Ciglane (Циглане) is a neighborhood and local community in Sarajevo, Bosnia and Herzegovina, one of the 19 local communities in the Municipality of Centar Sarajevo. It was constructed on the Crni Vrh hill during the 1970s. Known for its brutalist design, it stands out from surrounding areas.
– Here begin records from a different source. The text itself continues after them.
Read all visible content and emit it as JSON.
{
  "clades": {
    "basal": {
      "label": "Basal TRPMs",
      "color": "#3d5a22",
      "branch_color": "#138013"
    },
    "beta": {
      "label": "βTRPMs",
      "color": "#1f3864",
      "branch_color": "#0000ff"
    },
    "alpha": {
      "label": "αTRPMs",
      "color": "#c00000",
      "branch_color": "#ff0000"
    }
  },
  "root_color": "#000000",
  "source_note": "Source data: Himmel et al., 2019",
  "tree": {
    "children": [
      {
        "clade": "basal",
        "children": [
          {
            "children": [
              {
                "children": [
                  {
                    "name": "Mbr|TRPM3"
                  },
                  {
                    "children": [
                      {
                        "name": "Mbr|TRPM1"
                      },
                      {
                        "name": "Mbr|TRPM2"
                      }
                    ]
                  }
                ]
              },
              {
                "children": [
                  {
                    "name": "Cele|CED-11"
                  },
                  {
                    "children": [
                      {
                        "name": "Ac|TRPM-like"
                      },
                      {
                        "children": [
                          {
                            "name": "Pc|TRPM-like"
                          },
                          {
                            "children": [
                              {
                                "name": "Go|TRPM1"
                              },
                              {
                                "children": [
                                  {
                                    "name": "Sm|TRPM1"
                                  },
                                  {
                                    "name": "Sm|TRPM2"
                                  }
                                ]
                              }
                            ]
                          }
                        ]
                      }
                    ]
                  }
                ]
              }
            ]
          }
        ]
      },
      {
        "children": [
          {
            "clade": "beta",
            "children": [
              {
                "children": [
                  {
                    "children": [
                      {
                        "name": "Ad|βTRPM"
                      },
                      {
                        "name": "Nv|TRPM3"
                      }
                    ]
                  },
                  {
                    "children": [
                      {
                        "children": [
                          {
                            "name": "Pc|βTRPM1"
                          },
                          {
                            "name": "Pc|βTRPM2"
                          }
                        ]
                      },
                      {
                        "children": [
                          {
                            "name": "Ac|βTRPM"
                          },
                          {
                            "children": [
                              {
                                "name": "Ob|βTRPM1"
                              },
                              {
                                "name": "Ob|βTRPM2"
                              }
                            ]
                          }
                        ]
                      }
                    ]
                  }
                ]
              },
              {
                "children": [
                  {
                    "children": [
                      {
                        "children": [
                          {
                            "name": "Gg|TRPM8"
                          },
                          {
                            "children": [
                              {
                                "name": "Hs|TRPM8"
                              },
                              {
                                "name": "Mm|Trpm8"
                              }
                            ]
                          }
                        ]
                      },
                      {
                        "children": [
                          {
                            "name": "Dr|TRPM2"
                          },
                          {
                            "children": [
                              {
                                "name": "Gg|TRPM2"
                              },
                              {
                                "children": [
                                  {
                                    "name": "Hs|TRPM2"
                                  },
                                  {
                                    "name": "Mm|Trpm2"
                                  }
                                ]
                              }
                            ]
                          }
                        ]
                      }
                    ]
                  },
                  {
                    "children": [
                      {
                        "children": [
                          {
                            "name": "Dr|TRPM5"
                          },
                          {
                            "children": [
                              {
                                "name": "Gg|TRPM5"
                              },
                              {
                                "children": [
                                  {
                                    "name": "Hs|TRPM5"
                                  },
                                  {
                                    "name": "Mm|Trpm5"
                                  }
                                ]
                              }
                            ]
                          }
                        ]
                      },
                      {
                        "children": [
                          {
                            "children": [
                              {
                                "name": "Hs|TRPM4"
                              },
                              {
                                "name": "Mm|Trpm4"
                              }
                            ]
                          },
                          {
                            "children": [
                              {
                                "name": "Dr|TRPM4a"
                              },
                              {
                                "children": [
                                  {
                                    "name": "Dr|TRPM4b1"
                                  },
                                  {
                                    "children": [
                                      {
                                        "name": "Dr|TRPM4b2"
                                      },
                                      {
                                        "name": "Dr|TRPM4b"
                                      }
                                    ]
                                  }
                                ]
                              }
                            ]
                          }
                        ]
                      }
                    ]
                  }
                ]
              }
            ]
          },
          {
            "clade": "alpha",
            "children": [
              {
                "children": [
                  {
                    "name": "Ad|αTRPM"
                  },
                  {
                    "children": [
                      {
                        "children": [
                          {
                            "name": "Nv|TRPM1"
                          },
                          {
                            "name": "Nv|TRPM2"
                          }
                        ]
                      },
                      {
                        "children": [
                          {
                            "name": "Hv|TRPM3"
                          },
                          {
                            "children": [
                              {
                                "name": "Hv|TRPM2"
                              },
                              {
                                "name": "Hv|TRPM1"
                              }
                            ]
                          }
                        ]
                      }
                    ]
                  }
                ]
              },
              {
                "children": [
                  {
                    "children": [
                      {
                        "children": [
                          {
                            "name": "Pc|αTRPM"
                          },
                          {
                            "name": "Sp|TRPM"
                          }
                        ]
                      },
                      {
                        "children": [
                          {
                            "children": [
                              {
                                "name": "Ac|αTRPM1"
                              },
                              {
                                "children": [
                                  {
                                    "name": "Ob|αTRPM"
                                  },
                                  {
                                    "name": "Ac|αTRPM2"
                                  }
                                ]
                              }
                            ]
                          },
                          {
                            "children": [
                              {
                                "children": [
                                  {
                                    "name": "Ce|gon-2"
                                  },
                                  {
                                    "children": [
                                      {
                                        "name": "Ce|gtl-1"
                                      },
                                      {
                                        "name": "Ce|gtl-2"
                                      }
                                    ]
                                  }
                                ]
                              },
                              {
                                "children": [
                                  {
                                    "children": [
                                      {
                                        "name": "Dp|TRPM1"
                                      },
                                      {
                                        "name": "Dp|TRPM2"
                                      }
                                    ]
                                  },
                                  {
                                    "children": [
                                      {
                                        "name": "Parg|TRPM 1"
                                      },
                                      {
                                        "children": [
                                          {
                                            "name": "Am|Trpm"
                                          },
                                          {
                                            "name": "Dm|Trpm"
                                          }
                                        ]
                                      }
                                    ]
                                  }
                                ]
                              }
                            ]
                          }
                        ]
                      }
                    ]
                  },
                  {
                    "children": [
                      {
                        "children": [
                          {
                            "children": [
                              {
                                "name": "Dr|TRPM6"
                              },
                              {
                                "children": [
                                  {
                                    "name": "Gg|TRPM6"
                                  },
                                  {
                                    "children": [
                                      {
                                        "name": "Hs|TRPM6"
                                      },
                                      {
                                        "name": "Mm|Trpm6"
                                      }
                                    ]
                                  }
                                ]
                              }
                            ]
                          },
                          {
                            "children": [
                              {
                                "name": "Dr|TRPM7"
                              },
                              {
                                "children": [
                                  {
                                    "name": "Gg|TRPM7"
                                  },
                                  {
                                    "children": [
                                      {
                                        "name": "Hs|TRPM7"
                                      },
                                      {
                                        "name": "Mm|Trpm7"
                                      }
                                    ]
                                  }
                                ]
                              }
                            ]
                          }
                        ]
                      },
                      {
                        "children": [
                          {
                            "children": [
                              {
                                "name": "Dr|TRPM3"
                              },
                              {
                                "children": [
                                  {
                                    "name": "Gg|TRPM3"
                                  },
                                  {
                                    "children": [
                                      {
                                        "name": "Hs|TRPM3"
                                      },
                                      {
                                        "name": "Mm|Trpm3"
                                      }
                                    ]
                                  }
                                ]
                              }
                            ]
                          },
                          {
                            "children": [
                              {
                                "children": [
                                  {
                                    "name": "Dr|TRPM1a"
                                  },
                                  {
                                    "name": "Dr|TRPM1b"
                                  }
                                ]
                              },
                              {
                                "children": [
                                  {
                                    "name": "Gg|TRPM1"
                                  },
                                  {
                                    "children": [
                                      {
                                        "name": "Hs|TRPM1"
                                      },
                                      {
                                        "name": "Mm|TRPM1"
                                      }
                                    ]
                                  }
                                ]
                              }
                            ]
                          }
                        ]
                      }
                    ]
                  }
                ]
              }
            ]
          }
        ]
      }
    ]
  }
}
It is also the only neighborhood in the city with its own funicular, called the Kosi Lift ("Slanted lift").

==Name==
The name "Ciglane" comes from the Serbo-Croatian word for a brick factory, "Ciglana". It owes its name to a brick factory, opened by August Braun in 1879, which existed in this spot until 1973. (Note: From the source used, it is unclear whether the factory was in operation all the way until 1973.) The bricks from this factory were used to build many significant buildings in Sarajevo, like the Building of the Presidency of Bosnia and Herzegovina.

==Area==
The Ciglane local community encompasses the following streets:

- Alipašina (numbers 47–55)
- Merhemića trg (1–15)
- Husrefa Redžića (1–22)
- Antuna Hangija (7–17)
- Avde Hume (1–25)
- Dajanli Ibrahim-bega (2–16)
- Hakije Kulenovića (1–42)

==Education==
Although no schools are located in the Ciglane local community, students from this area are eligible to enroll either into the "Hasan Kikić" or "Mehmed-beg Kapetanović Ljubušak" elementary schools, based on their address.